Trading on the football – Something that many dream of doing successfully and if you’ve got a decent trading system behind you… You will! The thing is knowing when to stop, when to green up and when to cut your losses. Even if you have the best trading system, you need to remain disciplined.
Below are a few highly popular football trading systems that are used throughout the world of football trading. Of course, you need to practice, paper trade, practice and paper trade before you begin using real money. Trading can be highly profitable but it can also be highly problematic and can be the cause of a big dent in your bank balance.
Lay the Draw and Back 1-1
This is probably one of the most popular of all trading methods coupled up with a fail safe just in case a super quick equalising goal is scored. The Lay the Draw and Back 1-1 system involves laying the draw at a set price as well as backing the 1-1. You would then wait it out until a goal is scored and then trade out of the lay bet to green up and make a profit regardless of the outcome. You do, of course, need to ensure your profits will also cover the stake you have placed on the 1-1.
The main disadvantage to this system is that you have no chance to trade out if no goals are scored. The best thing to do here is to set value for the odds that you HAVE to trade out at. If the lay odds drop by say… 1.0… Then you trade out for an equal loss overall. Why? This is so you minimise your loss. A key part of trading is knowing when to cut your losses.
Back the 0-0
This is pretty much a direct opposite of the previous system.
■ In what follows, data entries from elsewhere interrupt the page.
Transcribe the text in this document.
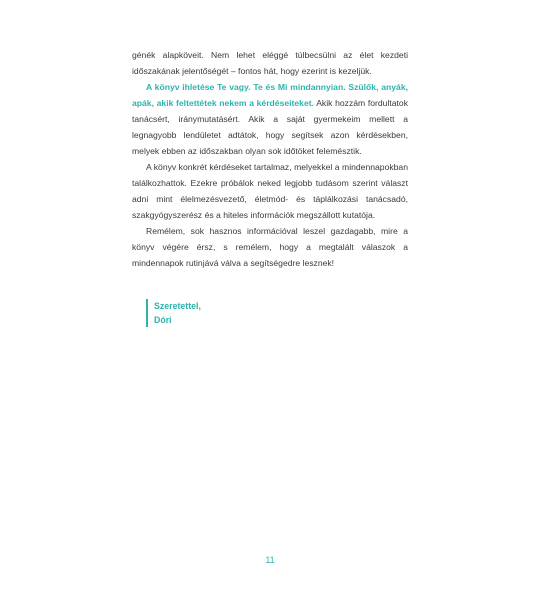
génék alapköveit. Nem lehet eléggé túlbecsülni az élet kezdeti időszakának jelentőségét – fontos hát, hogy ezerint is kezeljük.

A könyv ihletése Te vagy. Te és Mi mindannyian. Szülők, anyák, apák, akik feltettétek nekem a kérdéseiteket. Akik hozzám fordultatok tanácsért, iránymutatásért. Akik a saját gyermekeim mellett a legnagyobb lendületet adtátok, hogy segítsek azon kérdésekben, melyek ebben az időszakban olyan sok időtöket felemésztik.

A könyv konkrét kérdéseket tartalmaz, melyekkel a mindennapokban találkozhattok. Ezekre próbálok neked legjobb tudásom szerint választ adni mint élelmezésvezető, életmód- és táplálkozási tanácsadó, szakgyógyszerész és a hiteles információk megszállott kutatója.

Remélem, sok hasznos információval leszel gazdagabb, mire a könyv végére érsz, s remélem, hogy a megtalált válaszok a mindennapok rutinjává válva a segítségedre lesznek!

Szeretettel,
Dóri
11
You back the 0-0 score line, wait for 10-15mins in the hope that no goals will be scored. You will then trade out as the odds for the 0-0 would have dropped during this period and you’ve of course, greened up.
The obvious issue with this system is if a goal is scored in the first 10-15mins before you have managed to trade out. There’s a few ways you can attempt to counter this occurring. You could back 1-0 to the favourite. You could lay the draw to reduce any losses slightly. You could even back the time of the 1st goal as 0 to 10mins. There’s a few markets where you could have a ‘tinker’ and attempt to cover your back a little.
Lay Under 2.5 Goals
Again, this plays on the ‘waiting for a goal to be scored’ type of trading. In this case, you lay the under 2.5 goals market, and wait for a goal to be scored. The odds will then increase a little, you might even have to wait for 2 goals to be scored in order to trade out for a worth while profit.
The problem here, like the first system, is that you cannot trade out if no goals are scored and might even hit a small loss if only 1 goal is scored. The difference being that the odds tend to be lower on this market, therefore the liability you have on your bet is much lower.
There! Three football trading systems to consider. What do you think? Do you trade on the football? If yes, how?